GPU profiling 33% occupancy faster then 50-66%

Hi,
I been profiling my cuda shaders and my algorithm runs a lot faster with a lower occupancy. When i use a block sizes of 32 threads i get 0.33 occupancy and my algorithm takes 0.97 secs and when running 136 threads i get 0.5 occupancy but the algorithm is taking 1.5 secs. I’m using three arrays that are equal in size to number of threads per block plus a few extra ints and two 6 elements constant arrays. I would appreciate any input with regards to the following.

1 Does it makes sense that i’m getting a lower occupancy when using smaller block sizes?

2 If this is so why would i get a performance hit with a higher occupancy should it not be the opposite?

Thanks Danny

There could be a lot of factors in play here, so it’s not possible to answer your question without more info. What does your kernel do? How much shared memory are you using?

The maximum occupancy for blocks of 32 threads is in fact 33%. This is because the maximum active thread blocks per multiprocessor is 8 on G80, and maximum warps is 24. So you will only have 8 warps active, which is 33%.

Mark

Hi i’m doing something very similar to a convolution, it can be a viewed as a convolution for the purpose of this discussion.

__global__ void 

parallelFwdPrjKernel(float* g_dataVol, int zIdx, int dimVolX, int prjDimX, int prjDimY,  int kernelWidth, float* g_projectionPrev, float* g_projectionNext, int projIdx, int volStride, int projStride){

	

	__shared__ float Vol[BLOCKSIZEX][BLOCKSIZEY];

	__shared__ float ConvVol[BLOCKSIZEX][BLOCKSIZEY];

	__shared__ float Proj[BLOCKSIZEX][BLOCKSIZEY];

 

	int y = blockIdx.y*blockDim.y+threadIdx.y;

	int x = blockIdx.x*blockDim.x+threadIdx.x;

	//int volDimX = dimVolX;

	//int i,j, volStride, projStride, k;

	int i,j,  k;

	

	

	//volStride = dimVolX*prjDimY;  	// Index into Z plane

	//projStride = prjDimX*prjDimY;

	j = (projStride*projIdx)+(prjDimX*y)+x;

	Proj[threadIdx.x][threadIdx.y] = g_projectionPrev[j];

	

	

	for ( k=0; k<kernelWidth; k++){

  	

  i = (volStride*zIdx)+(dimVolX*y)+x + offsetsConstant[k];  	

  	

  Vol[threadIdx.x][threadIdx.y] = g_dataVol[i];

  __syncthreads();

  //ConvVol[tx] = Vol[tx]*Kernel[k];

  ConvVol[threadIdx.x][threadIdx.y] = Vol[threadIdx.x][threadIdx.y]*kernelConstant[k];

  Proj[threadIdx.x][threadIdx.y] +=  ConvVol[threadIdx.x][threadIdx.y];

  

	}

	

	g_projectionNext[j] = Proj[threadIdx.x][threadIdx.y];

}

I know this is not the most optimized implementation as i am making extra global memory reads that could be avoided by using a padded shared mem, similar to your own example.
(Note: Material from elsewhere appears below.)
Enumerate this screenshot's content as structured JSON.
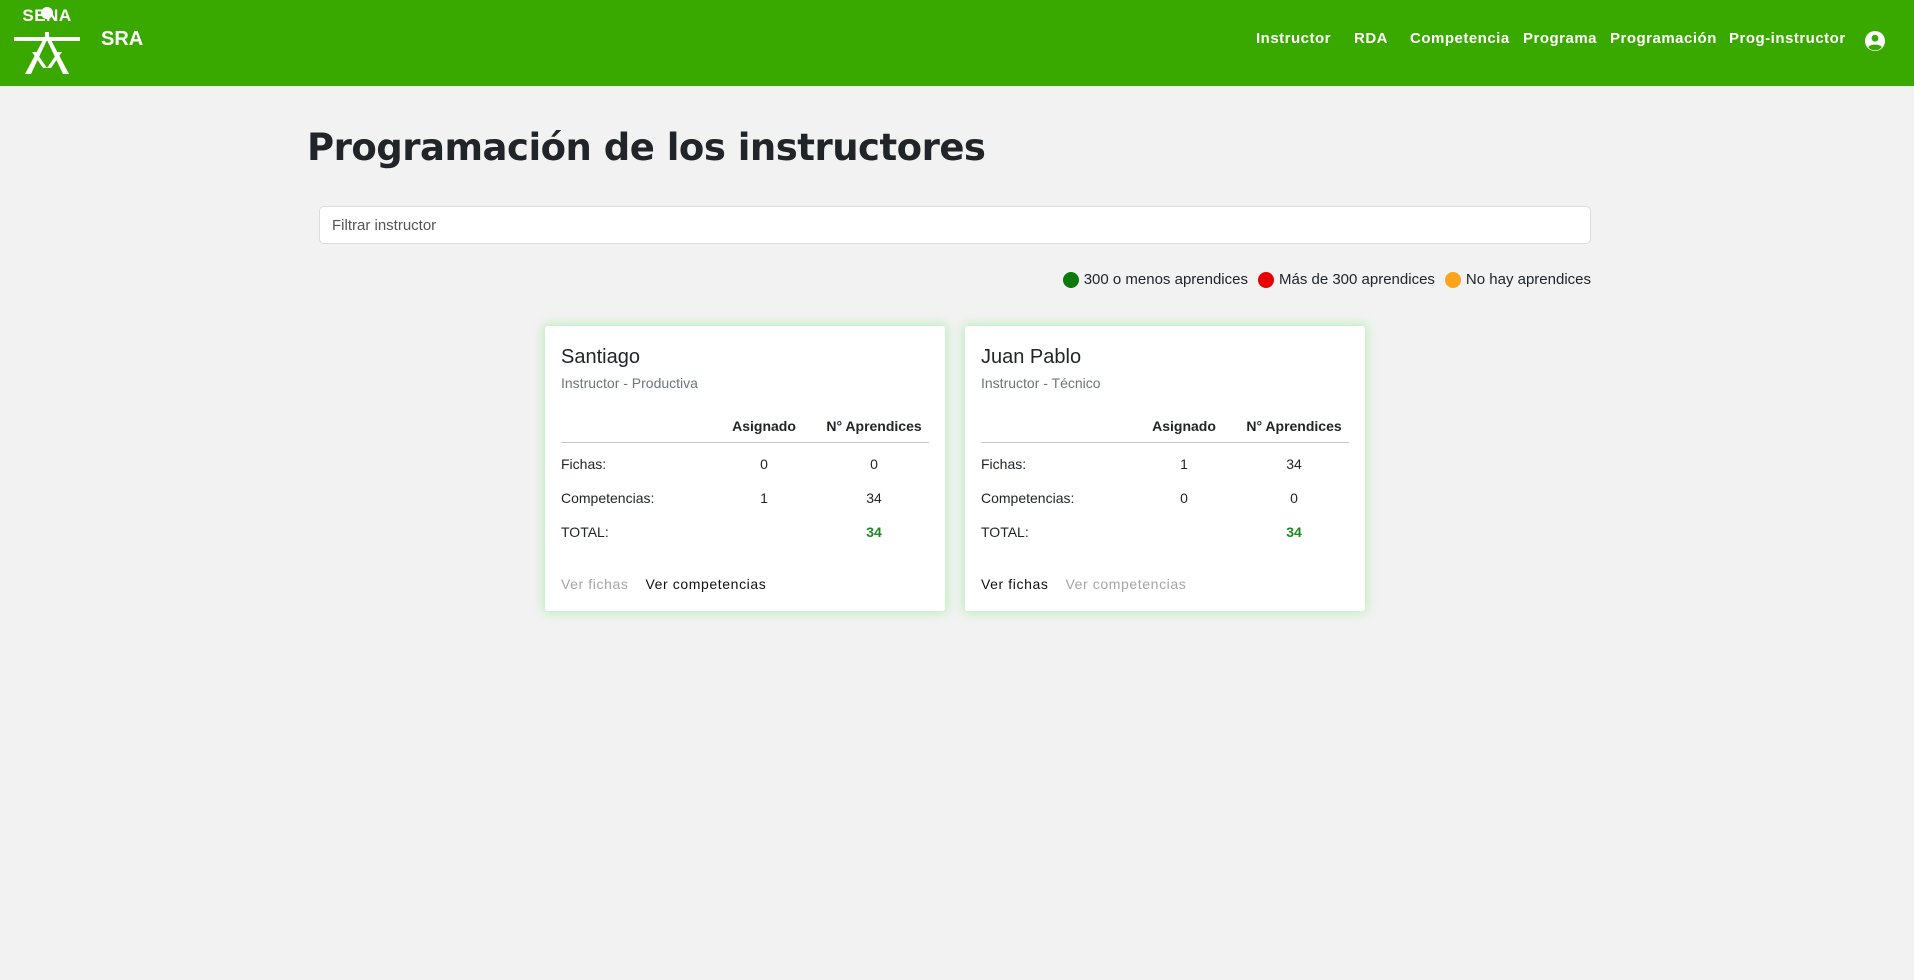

I did however create the padded shared mem version that only performs 1 global read for central values with a few extra reads at the boundaries all at the cost of thread id checks. I noticed something like 10% performance increase a lot less then i expected. Considering the cost of doing a global fetch and the fact that the occupancy is 0.33. I thought i would also mention that this shader gets called 2500 times could this be my bottleneck?

Any tips or advice is appreciated

Regards Danny